Resident Life and Housing saw a high number of Resident Assistant applications in the spring of 2009, which has dropped this year as economic troubles decline.

This year a lot of positions have gone down in numbers across the board because people either currently have positions or have found some other means of getting money, said Renee Landers, associate director of ResLife.

In spring 2009 Residence Life and Housing received 150 applications from students, which dropped down to 109 applications in February, which is typical, Landers said.

"Spring semester of 2009 it was a high number, astronomically high," Landers said.

It was the first time Landers had seen such high numbers since her start here in 2001. It was also the first time that transfer students were not recruited during the summer; instead 70 students were turned down. With such a high number of students applying it was harder for Res.Life and Housing to choose because of the limited amount of positions.

"I just didn’t have the positions to hire all of those folks," Landers said.

There was a rush to submit applications due to the economic times, which led students to apply for various reasons. Some applied because they really wanted the R.A. position, while others saw the room and half board plans as a means to get through college.

"After looking into the position a little bit more, I realized the outstanding financial advantages of being an R.A., which also encouraged me to apply," Amy Lalonde, a sophomore applied mathematics major said.

The R.A. job requires students to be responsible, to be leaders and to be organized, LaLonde said.

"Since this position requires these skills, I knew that it would be great not only as a learning opportunity, but also as a resume builder," LaLonde said.

Students who applied to be an R.A. just because they wanted a job did not realize the amount of work that goes into being an R.A. Some students really got into the position once they were accepted, while others found it to be a lot harder than they previously thought. Their academic work and R.A responsibilities were too much to handle, Landers said.

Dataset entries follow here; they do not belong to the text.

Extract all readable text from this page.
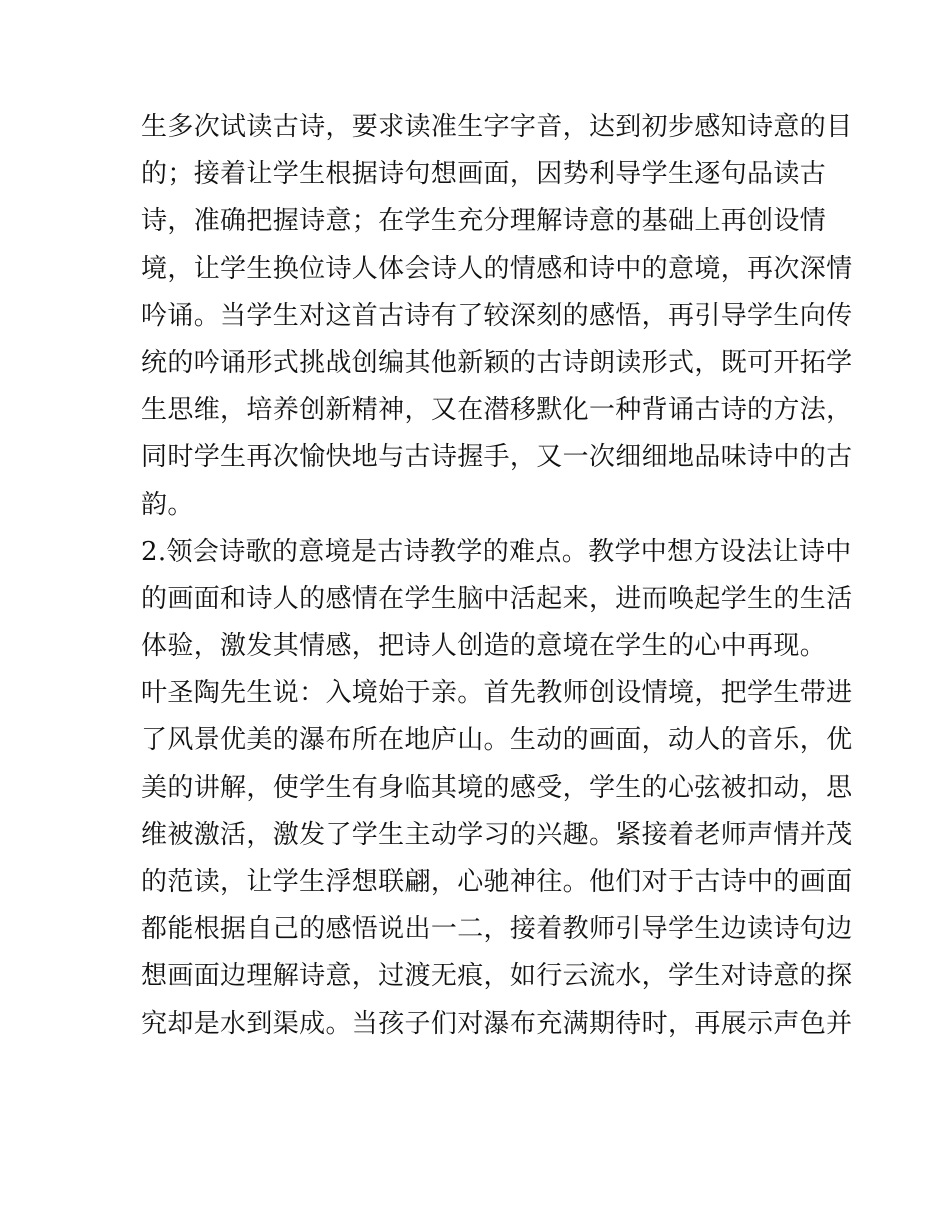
生多次试读古诗，要求读准生字字音，达到初步感知诗意的目
的；接着让学生根据诗句想画面，因势利导学生逐句品读古
诗，准确把握诗意；在学生充分理解诗意的基础上再创设情
境，让学生换位诗人体会诗人的情感和诗中的意境，再次深情
吟诵。当学生对这首古诗有了较深刻的感悟，再引导学生向传
统的吟诵形式挑战创编其他新颖的古诗朗读形式，既可开拓学
生思维，培养创新精神，又在潜移默化一种背诵古诗的方法，
同时学生再次愉快地与古诗握手，又一次细细地品味诗中的古
韵。
2.领会诗歌的意境是古诗教学的难点。教学中想方设法让诗中
的画面和诗人的感情在学生脑中活起来，进而唤起学生的生活
体验，激发其情感，把诗人创造的意境在学生的心中再现。
叶圣陶先生说：入境始于亲。首先教师创设情境，把学生带进
了风景优美的瀑布所在地庐山。生动的画面，动人的音乐，优
美的讲解，使学生有身临其境的感受，学生的心弦被扣动，思
维被激活，激发了学生主动学习的兴趣。紧接着老师声情并茂
的范读，让学生浮想联翩，心驰神往。他们对于古诗中的画面
都能根据自己的感悟说出一二，接着教师引导学生边读诗句边
想画面边理解诗意，过渡无痕，如行云流水，学生对诗意的探
究却是水到渠成。当孩子们对瀑布充满期待时，再展示声色并
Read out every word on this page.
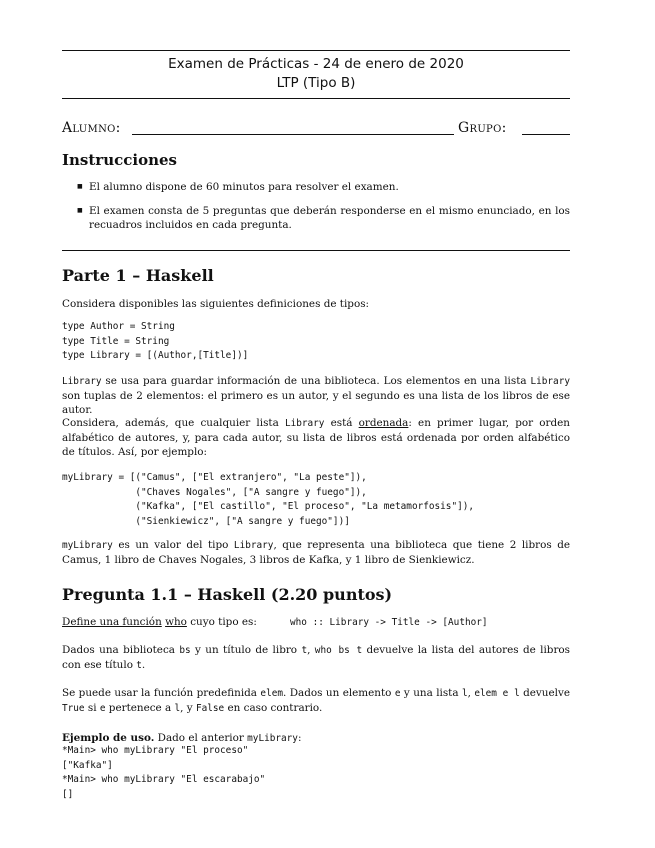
Examen de Prácticas - 24 de enero de 2020
LTP (Tipo B)
Alumno:	Grupo:
Instrucciones
■ El alumno dispone de 60 minutos para resolver el examen.
■ El examen consta de 5 preguntas que deberán responderse en el mismo enunciado, en los recuadros incluidos en cada pregunta.
Parte 1 – Haskell
Considera disponibles las siguientes definiciones de tipos:
type Author = String
type Title = String
type Library = [(Author,[Title])]
Library se usa para guardar información de una biblioteca. Los elementos en una lista Library son tuplas de 2 elementos: el primero es un autor, y el segundo es una lista de los libros de ese autor.
Considera, además, que cualquier lista Library está ordenada: en primer lugar, por orden alfabético de autores, y, para cada autor, su lista de libros está ordenada por orden alfabético de títulos. Así, por ejemplo:
myLibrary = [("Camus", ["El extranjero", "La peste"]),
("Chaves Nogales", ["A sangre y fuego"]),
("Kafka", ["El castillo", "El proceso", "La metamorfosis"]),
("Sienkiewicz", ["A sangre y fuego"])]
myLibrary es un valor del tipo Library, que representa una biblioteca que tiene 2 libros de Camus, 1 libro de Chaves Nogales, 3 libros de Kafka, y 1 libro de Sienkiewicz.
Pregunta 1.1 – Haskell (2.20 puntos)
Define una función who cuyo tipo es:	who :: Library -> Title -> [Author]
Dados una biblioteca bs y un título de libro t, who bs t devuelve la lista del autores de libros con ese título t.
Se puede usar la función predefinida elem. Dados un elemento e y una lista l, elem e l devuelve True si e pertenece a l, y False en caso contrario.
Ejemplo de uso. Dado el anterior myLibrary:
*Main> who myLibrary "El proceso"
["Kafka"]
*Main> who myLibrary "El escarabajo"
[]
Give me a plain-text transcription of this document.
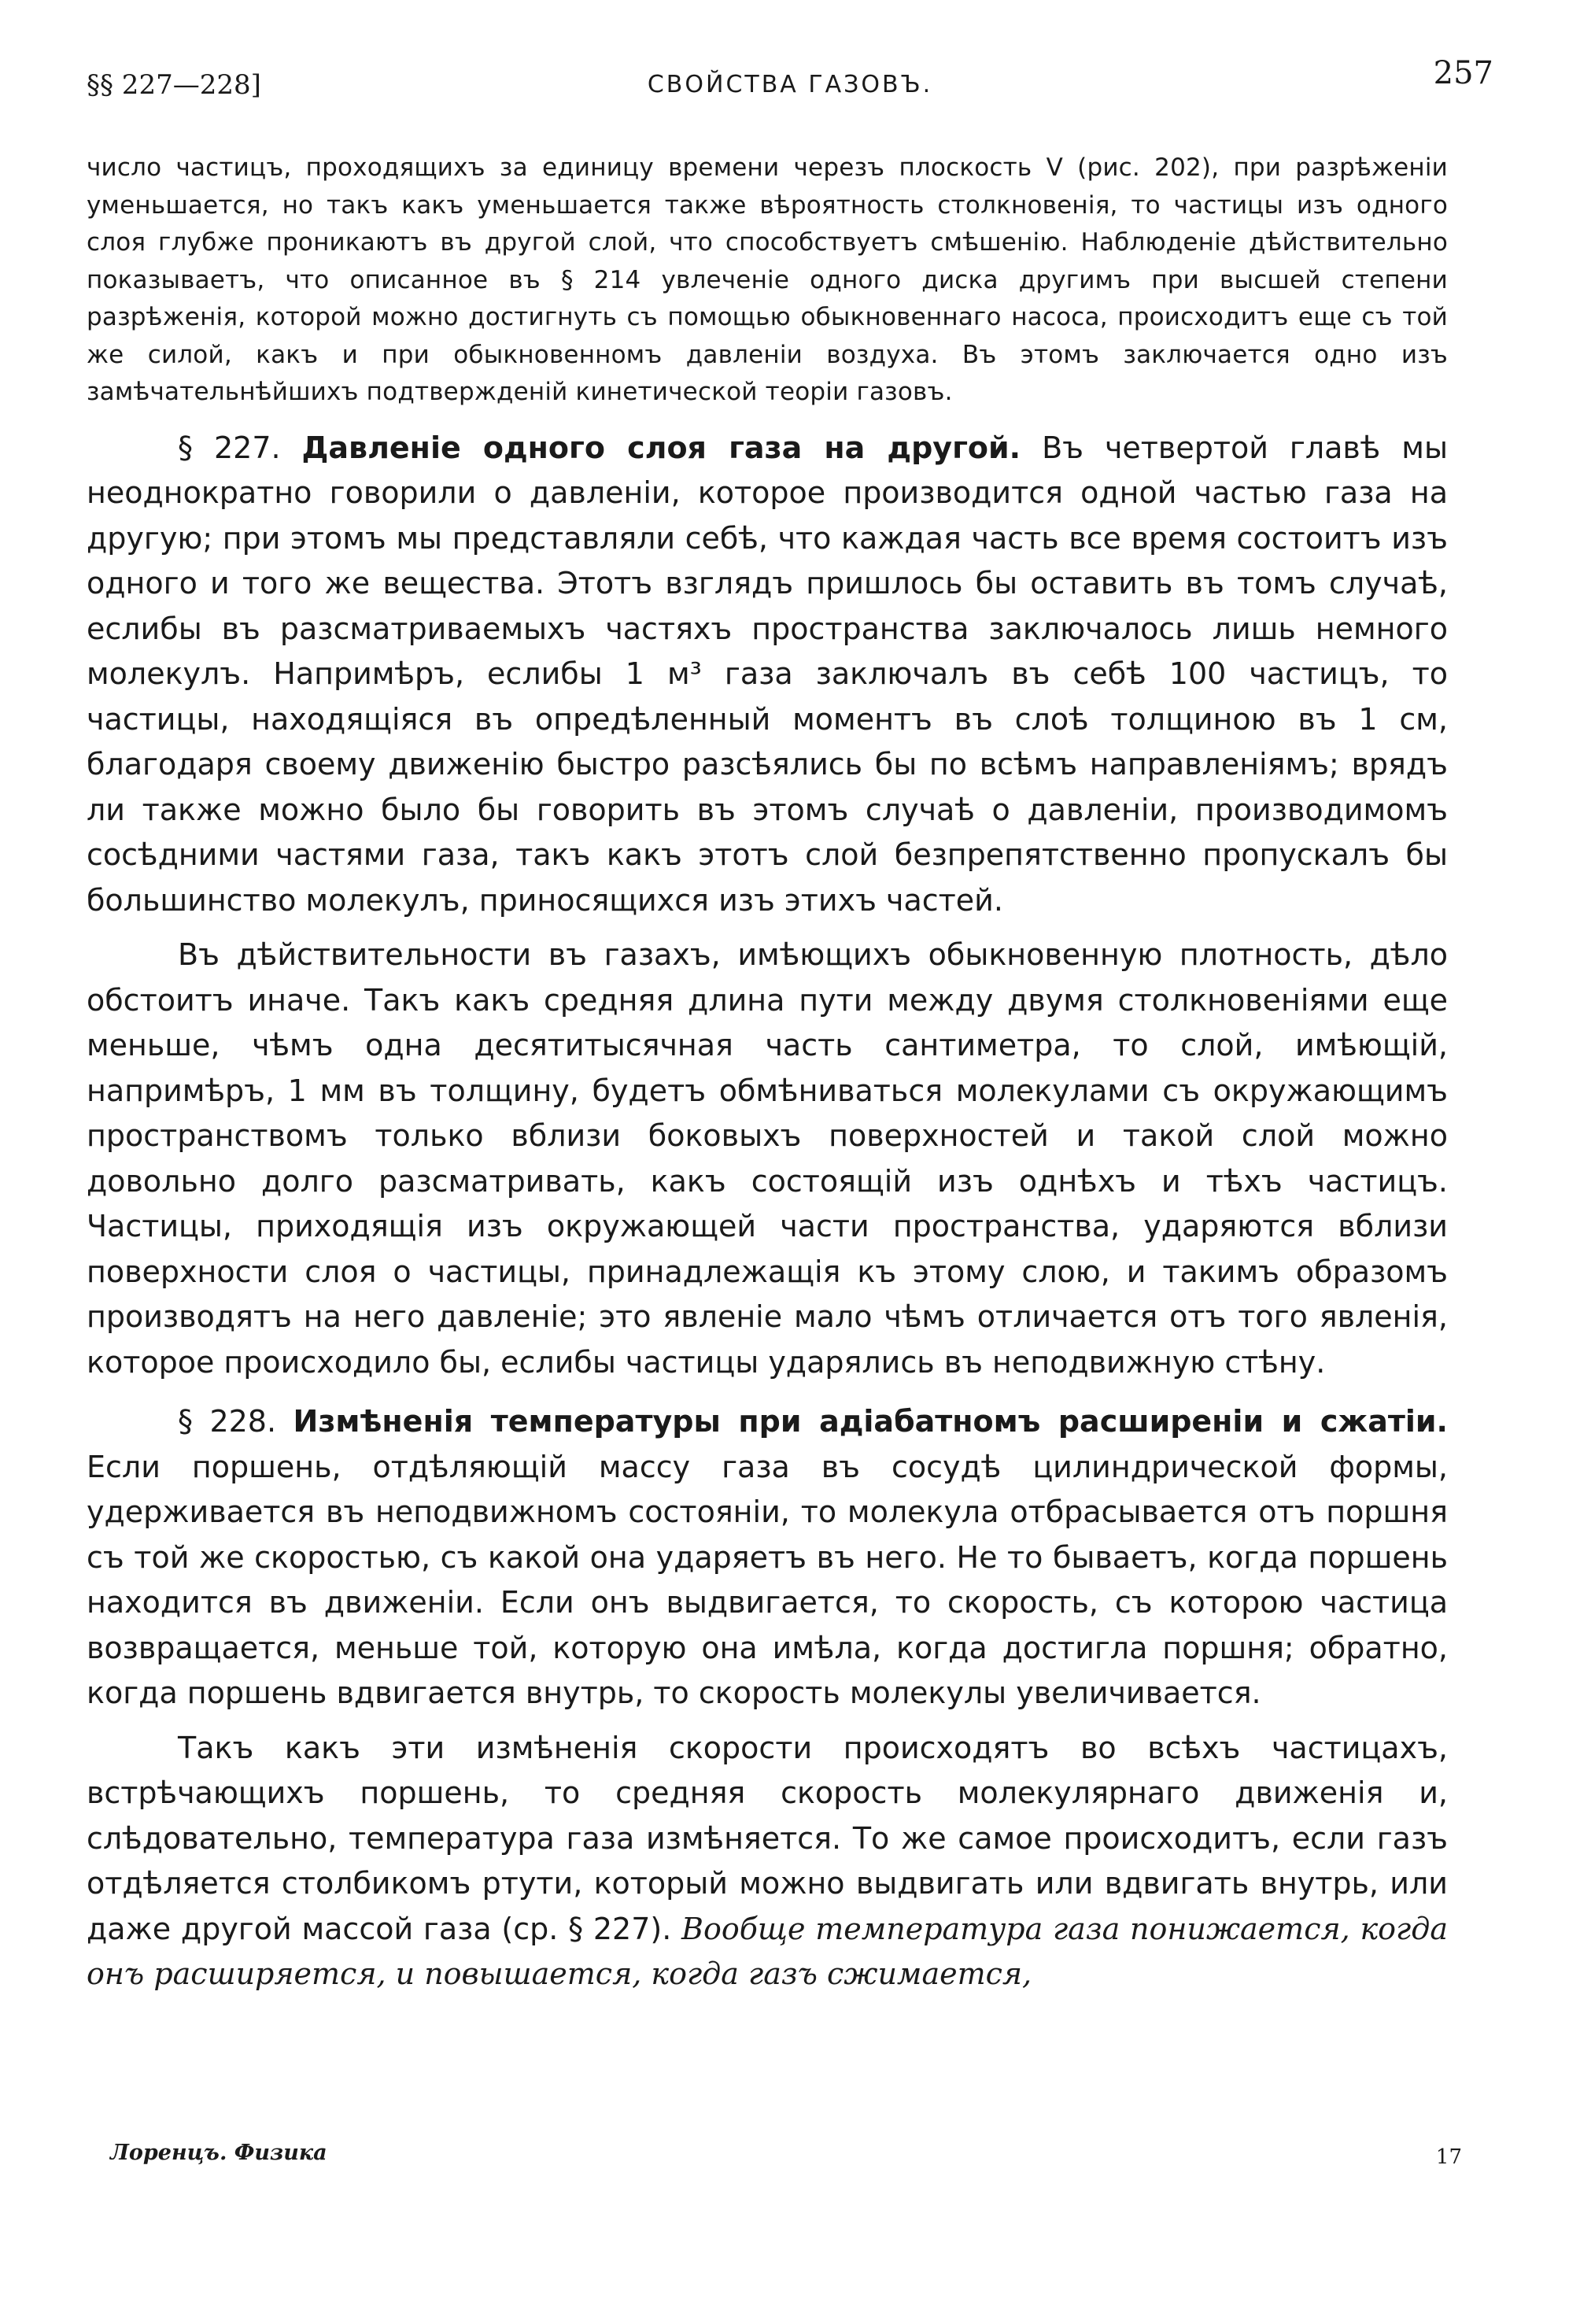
§§ 227—228]	СВОЙСТВА ГАЗОВЪ.	257

число частицъ, проходящихъ за единицу времени черезъ плоскость V (рис. 202), при разрѣженіи уменьшается, но такъ какъ уменьшается также вѣроятность столкновенія, то частицы изъ одного слоя глубже проникаютъ въ другой слой, что способствуетъ смѣшенію. Наблюденіе дѣйствительно показываетъ, что описанное въ § 214 увлеченіе одного диска другимъ при высшей степени разрѣженія, которой можно достигнуть съ помощью обыкновеннаго насоса, происходитъ еще съ той же силой, какъ и при обыкновенномъ давленіи воздуха. Въ этомъ заключается одно изъ замѣчательнѣйшихъ подтвержденій кинетической теоріи газовъ.

§ 227. Давленіе одного слоя газа на другой. Въ четвертой главѣ мы неоднократно говорили о давленіи, которое производится одной частью газа на другую; при этомъ мы представляли себѣ, что каждая часть все время состоитъ изъ одного и того же вещества. Этотъ взглядъ пришлось бы оставить въ томъ случаѣ, еслибы въ разсматриваемыхъ частяхъ пространства заключалось лишь немного молекулъ. Напримѣръ, еслибы 1 м³ газа заключалъ въ себѣ 100 частицъ, то частицы, находящіяся въ опредѣленный моментъ въ слоѣ толщиною въ 1 см, благодаря своему движенію быстро разсѣялись бы по всѣмъ направленіямъ; врядъ ли также можно было бы говорить въ этомъ случаѣ о давленіи, производимомъ сосѣдними частями газа, такъ какъ этотъ слой безпрепятственно пропускалъ бы большинство молекулъ, приносящихся изъ этихъ частей.

Въ дѣйствительности въ газахъ, имѣющихъ обыкновенную плотность, дѣло обстоитъ иначе. Такъ какъ средняя длина пути между двумя столкновеніями еще меньше, чѣмъ одна десятитысячная часть сантиметра, то слой, имѣющій, напримѣръ, 1 мм въ толщину, будетъ обмѣниваться молекулами съ окружающимъ пространствомъ только вблизи боковыхъ поверхностей и такой слой можно довольно долго разсматривать, какъ состоящій изъ однѣхъ и тѣхъ частицъ. Частицы, приходящія изъ окружающей части пространства, ударяются вблизи поверхности слоя о частицы, принадлежащія къ этому слою, и такимъ образомъ производятъ на него давленіе; это явленіе мало чѣмъ отличается отъ того явленія, которое происходило бы, еслибы частицы ударялись въ неподвижную стѣну.

§ 228. Измѣненія температуры при адіабатномъ расширеніи и сжатіи. Если поршень, отдѣляющій массу газа въ сосудѣ цилиндрической формы, удерживается въ неподвижномъ состояніи, то молекула отбрасывается отъ поршня съ той же скоростью, съ какой она ударяетъ въ него. Не то бываетъ, когда поршень находится въ движеніи. Если онъ выдвигается, то скорость, съ которою частица возвращается, меньше той, которую она имѣла, когда достигла поршня; обратно, когда поршень вдвигается внутрь, то скорость молекулы увеличивается.

Такъ какъ эти измѣненія скорости происходятъ во всѣхъ частицахъ, встрѣчающихъ поршень, то средняя скорость молекулярнаго движенія и, слѣдовательно, температура газа измѣняется. То же самое происходитъ, если газъ отдѣляется столбикомъ ртути, который можно выдвигать или вдвигать внутрь, или даже другой массой газа (ср. § 227). Вообще температура газа понижается, когда онъ расширяется, и повышается, когда газъ сжимается,

Лоренцъ. Физика	17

"Although the compensation definitely helps the wallet, students should know the commitment that being an RA entails," Kimberly Clements, a junior child education major said.

Clements decided to become an R.A. because she wanted to help other students feel at home at Oswego State just as her previous R.A.s had helped her transition into college.

"I support them in their decision if they think the R.A. position isn’t for them," Landers said. "They are here to be a student and succeed as a student. The R.A. job is supposed to be here to help them and not take away from their ability to succeed."